Walensky, 51, an infectious-diseases specialist at Harvard Medical School and Massachusetts General Hospital, was sworn in Wednesday as the new director of the CDC, inheriting a massive public health crisis.
Her message comes after Gov. Andrew Cuomo said over the weekend New York was running out of vaccines and as Georgia’s Gov. Brian Kemp also asked for more shots to keep up with the demand.
On Sunday the nation surpassed the grim milestone of more than 25million COVID infections and more than 417,900 deaths recorded since the start of the pandemic.
President Biden has promised 100 million doses of the vaccine in the first 100 days of his office, but at that rate it wouldn’t inoculate the entire country by the end of the year.
‘Yes, we have to go faster…I think the supply is going to be the most limiting constraint early on,’ Walensky said.
As of Saturday, America surpassed its target of administering one million vaccine shots a day with 1.06m.

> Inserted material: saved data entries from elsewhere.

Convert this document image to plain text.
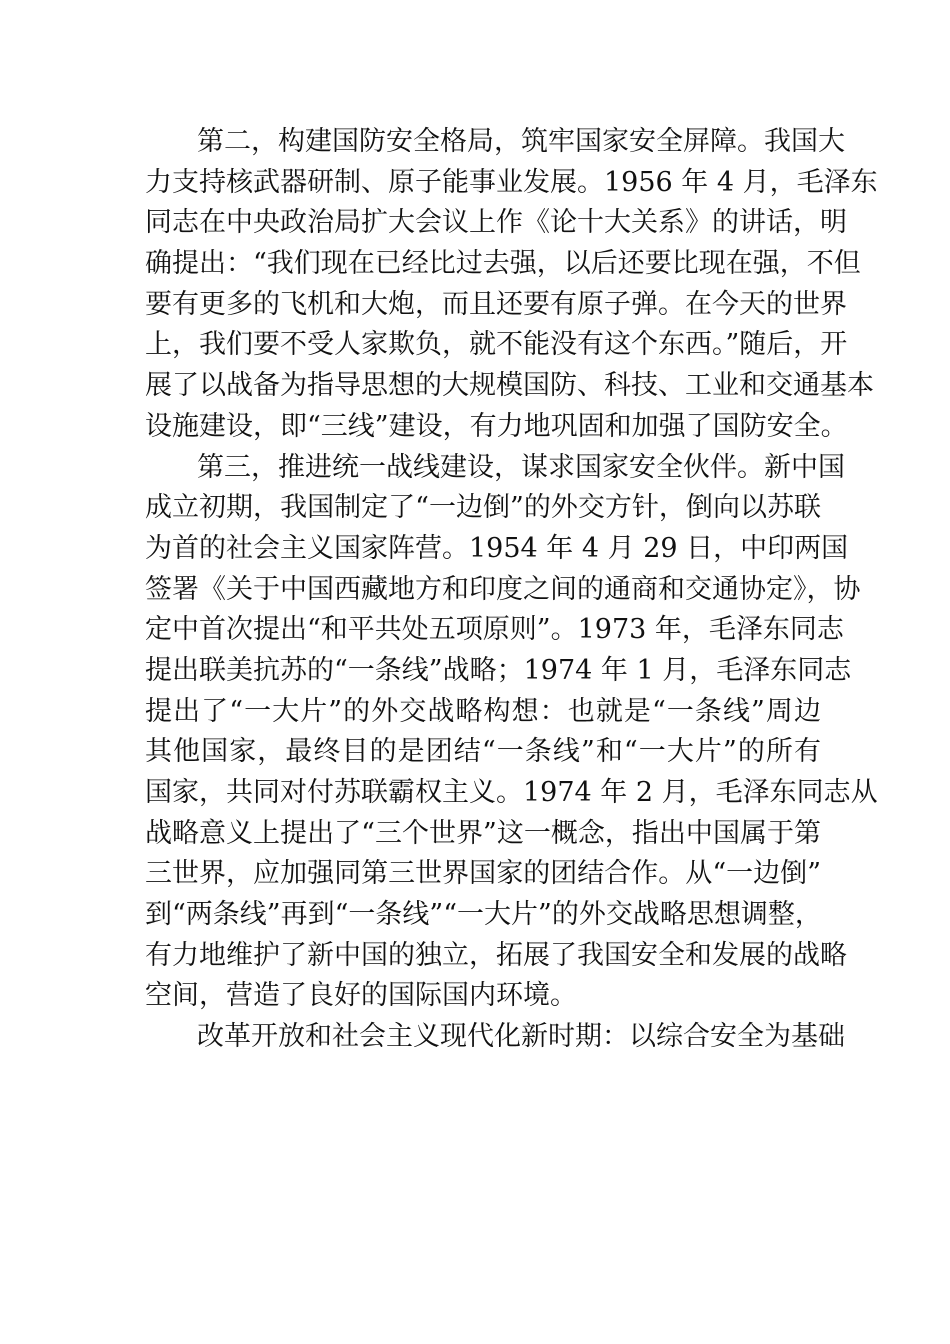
第二，构建国防安全格局，筑牢国家安全屏障。我国大
力支持核武器研制、原子能事业发展。1956 年 4 月，毛泽东
同志在中央政治局扩大会议上作《论十大关系》的讲话，明
确提出：“我们现在已经比过去强，以后还要比现在强，不但
要有更多的飞机和大炮，而且还要有原子弹。在今天的世界
上，我们要不受人家欺负，就不能没有这个东西。”随后，开
展了以战备为指导思想的大规模国防、科技、工业和交通基本
设施建设，即“三线”建设，有力地巩固和加强了国防安全。
第三，推进统一战线建设，谋求国家安全伙伴。新中国
成立初期，我国制定了“一边倒”的外交方针，倒向以苏联
为首的社会主义国家阵营。1954 年 4 月 29 日，中印两国
签署《关于中国西藏地方和印度之间的通商和交通协定》，协
定中首次提出“和平共处五项原则”。1973 年，毛泽东同志
提出联美抗苏的“一条线”战略；1974 年 1 月，毛泽东同志
提出了“一大片”的外交战略构想：也就是“一条线”周边
其他国家，最终目的是团结“一条线”和“一大片”的所有
国家，共同对付苏联霸权主义。1974 年 2 月，毛泽东同志从
战略意义上提出了“三个世界”这一概念，指出中国属于第
三世界，应加强同第三世界国家的团结合作。从“一边倒”
到“两条线”再到“一条线”“一大片”的外交战略思想调整，
有力地维护了新中国的独立，拓展了我国安全和发展的战略
空间，营造了良好的国际国内环境。
改革开放和社会主义现代化新时期：以综合安全为基础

‘We’re really hoping that after the first 100 days we’ll have much more production, not just for these two vaccines, but we’re hopeful we’ll have another one from Johnson & Johnson in the weeks ahead and perhaps a fourth one coming down the pipeline. So we’re really hoping that we’ll have more vaccine and that will increase the pace at which we can do the vaccinations,’ she added.
When asked what the distribution problem Biden’s administration inherited from Trump’s handling of the pandemic, she said: ‘I would say one of the biggest problems right now is I can’t tell you how much vaccine we have.’
‘If I can’t tell that to you then I can’t tell it to the governors and I can’t tell it to the state health officials. If they don’t know how much vaccine they’re getting, not just this week but next week and the week after, they can’t plan. They can’t figure out how many sites to roll out, how many vaccinators they need and how many appointments to make for the public,’ Walensky said.
‘The fact that we don’t know today, five days into this administration and weeks into planning how much vaccine we have, just gives you a sense of the challenges we’ve been left with,’ she added.
Republican Georgia Gov. Brian Kemp is one of the local leaders pleading for more vaccine doses for their states.
‘We need more. I think you’ve been hearing that from all the states as they’ve gotten ramped up, we’re getting to the point where we can’t really do more until we get more doses,’ he said on Fox News on Saturday.
‘Thankfully we’re almost done with our long-term facilities in the states so that’s gonna free up about 40,000 extra doses a week that we can continue giving to those over 65, which we expanded to that criteria before the CDC did, so we can continue to move the needle and get the vaccine out as soon as possible,’ he added.
On Friday Cuomo called on Biden ‘to do whatever he can to increase the supply’ saying the state’s vaccine stockpile was running so low it ‘may already be exhausted.’